PrairieLearn / PrairieLearn

Online problem-driving learning system
http://prairielearn.readthedocs.io/
Other
341 stars 317 forks source link

Invalid workspace launch state machine state #8637

Open mwest1066 opened 9 months ago

mwest1066 commented 9 months ago

While debugging for #8630 we noticed that workspaces could try and start a container even though the workspace directory was never created. See https://us.prairielearn.com/pl/workspace/1234025/logs/version/1

The very first log is “Initialization complete”, which occurs after we’ve moved the directory into place, but this directory was never made.

nwalters512 commented 8 months ago

I stared at the relevant code for quite some time and couldn't for the life of my figure out why we didn't end up with a directory on disk.
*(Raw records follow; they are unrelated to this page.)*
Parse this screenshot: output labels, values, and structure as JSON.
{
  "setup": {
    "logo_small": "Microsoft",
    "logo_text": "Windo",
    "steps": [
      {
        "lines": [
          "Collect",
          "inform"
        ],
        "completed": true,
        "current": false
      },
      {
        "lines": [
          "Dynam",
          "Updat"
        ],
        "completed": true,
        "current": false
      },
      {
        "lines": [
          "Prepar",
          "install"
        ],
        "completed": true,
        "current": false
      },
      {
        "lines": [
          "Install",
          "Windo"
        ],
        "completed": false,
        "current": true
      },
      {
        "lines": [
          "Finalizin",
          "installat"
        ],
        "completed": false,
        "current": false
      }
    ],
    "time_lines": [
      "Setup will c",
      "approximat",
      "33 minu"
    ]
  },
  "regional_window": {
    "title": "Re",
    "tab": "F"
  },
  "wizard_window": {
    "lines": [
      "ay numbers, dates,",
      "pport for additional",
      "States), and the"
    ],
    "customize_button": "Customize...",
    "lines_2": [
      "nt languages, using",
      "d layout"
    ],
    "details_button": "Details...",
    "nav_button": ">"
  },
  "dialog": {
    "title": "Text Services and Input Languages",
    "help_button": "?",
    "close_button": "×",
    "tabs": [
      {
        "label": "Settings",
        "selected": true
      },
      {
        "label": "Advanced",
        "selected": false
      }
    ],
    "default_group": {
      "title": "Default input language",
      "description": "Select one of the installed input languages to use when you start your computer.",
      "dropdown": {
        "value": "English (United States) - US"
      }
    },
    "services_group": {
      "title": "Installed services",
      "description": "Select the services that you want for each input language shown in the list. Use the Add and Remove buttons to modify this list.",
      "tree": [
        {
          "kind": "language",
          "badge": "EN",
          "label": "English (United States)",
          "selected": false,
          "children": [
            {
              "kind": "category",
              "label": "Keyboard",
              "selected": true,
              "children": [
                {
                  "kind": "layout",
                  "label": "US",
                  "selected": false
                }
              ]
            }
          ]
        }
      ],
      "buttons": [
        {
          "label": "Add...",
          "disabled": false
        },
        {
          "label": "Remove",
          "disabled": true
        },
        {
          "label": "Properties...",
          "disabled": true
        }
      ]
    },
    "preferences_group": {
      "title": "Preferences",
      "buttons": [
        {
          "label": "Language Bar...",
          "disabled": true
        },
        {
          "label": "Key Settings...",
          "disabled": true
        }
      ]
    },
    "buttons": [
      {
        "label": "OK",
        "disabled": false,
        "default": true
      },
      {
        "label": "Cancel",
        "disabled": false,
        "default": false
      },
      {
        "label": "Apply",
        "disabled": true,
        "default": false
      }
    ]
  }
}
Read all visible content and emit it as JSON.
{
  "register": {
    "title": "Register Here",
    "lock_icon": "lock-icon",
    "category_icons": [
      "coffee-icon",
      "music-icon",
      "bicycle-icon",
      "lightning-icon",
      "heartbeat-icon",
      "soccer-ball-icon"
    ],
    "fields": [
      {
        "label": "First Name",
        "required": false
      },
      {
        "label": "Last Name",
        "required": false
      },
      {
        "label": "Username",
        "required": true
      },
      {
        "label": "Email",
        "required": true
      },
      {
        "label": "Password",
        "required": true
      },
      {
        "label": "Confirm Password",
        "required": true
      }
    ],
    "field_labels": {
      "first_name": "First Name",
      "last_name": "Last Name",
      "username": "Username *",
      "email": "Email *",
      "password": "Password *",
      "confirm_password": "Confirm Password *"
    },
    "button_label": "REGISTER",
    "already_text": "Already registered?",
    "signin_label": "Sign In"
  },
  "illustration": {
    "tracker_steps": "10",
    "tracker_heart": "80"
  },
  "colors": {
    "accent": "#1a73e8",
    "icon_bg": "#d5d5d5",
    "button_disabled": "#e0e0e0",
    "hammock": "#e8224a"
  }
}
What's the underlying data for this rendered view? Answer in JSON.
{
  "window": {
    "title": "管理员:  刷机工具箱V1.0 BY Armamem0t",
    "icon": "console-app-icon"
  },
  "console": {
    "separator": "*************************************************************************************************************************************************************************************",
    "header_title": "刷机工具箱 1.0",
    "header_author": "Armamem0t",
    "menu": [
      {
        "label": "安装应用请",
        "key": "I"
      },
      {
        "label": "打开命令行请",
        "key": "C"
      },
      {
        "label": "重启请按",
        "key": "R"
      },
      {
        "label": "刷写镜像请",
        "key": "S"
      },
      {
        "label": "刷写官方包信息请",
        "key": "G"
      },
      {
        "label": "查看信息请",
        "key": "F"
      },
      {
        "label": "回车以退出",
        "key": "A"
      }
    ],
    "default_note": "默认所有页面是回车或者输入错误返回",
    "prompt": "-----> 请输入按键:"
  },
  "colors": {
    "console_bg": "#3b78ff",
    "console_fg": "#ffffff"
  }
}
Here's what we know.

We got a workspace log with the message Initialization complete and the state stopped, which can only have come from here:

https://github.com/PrairieLearn/PrairieLearn/blob/b961982f78fd324b0159096007d4ccb5a5f192b0/apps/prairielearn/src/lib/workspace.js#L230-L234

Because that code ran, this conditional must have been true:

https://github.com/PrairieLearn/PrairieLearn/blob/b961982f78fd324b0159096007d4ccb5a5f192b0/apps/prairielearn/src/lib/workspace.js#L197

Because that conditional was true, then state === 'uninitialized' must be true:

https://github.com/PrairieLearn/PrairieLearn/blob/b961982f78fd324b0159096007d4ccb5a5f192b0/apps/prairielearn/src/lib/workspace.js#L195-L196

Because state === 'uninitialized', then we must have run this block of code:

https://github.com/PrairieLearn/PrairieLearn/blob/b961982f78fd324b0159096007d4ccb5a5f192b0/apps/prairielearn/src/lib/workspace.js#L170-L173

module.exports.initialize will unconditionally return a non-null value, which means that this conditional would have evaluated to true:

https://github.com/PrairieLearn/PrairieLearn/blob/b961982f78fd324b0159096007d4ccb5a5f192b0/apps/prairielearn/src/lib/workspace.js#L198

Given that, I can't see any possible way the following code (which moves the directory into place) wouldn't have executed:

https://github.com/PrairieLearn/PrairieLearn/blob/b961982f78fd324b0159096007d4ccb5a5f192b0/apps/prairielearn/src/lib/workspace.js#L223-L228

The only way the conditional on line 198 could have evaluated to true without the move(...) running would be if this threw an error:

https://github.com/PrairieLearn/PrairieLearn/blob/b961982f78fd324b0159096007d4ccb5a5f192b0/apps/prairielearn/src/lib/workspace.js#L219

But if that threw an error, we wouldn't have the log with the state transition to stopped!

I'm pretty stumped. I hate this answer, but maybe we should chalk this up to a transient failure in EFS?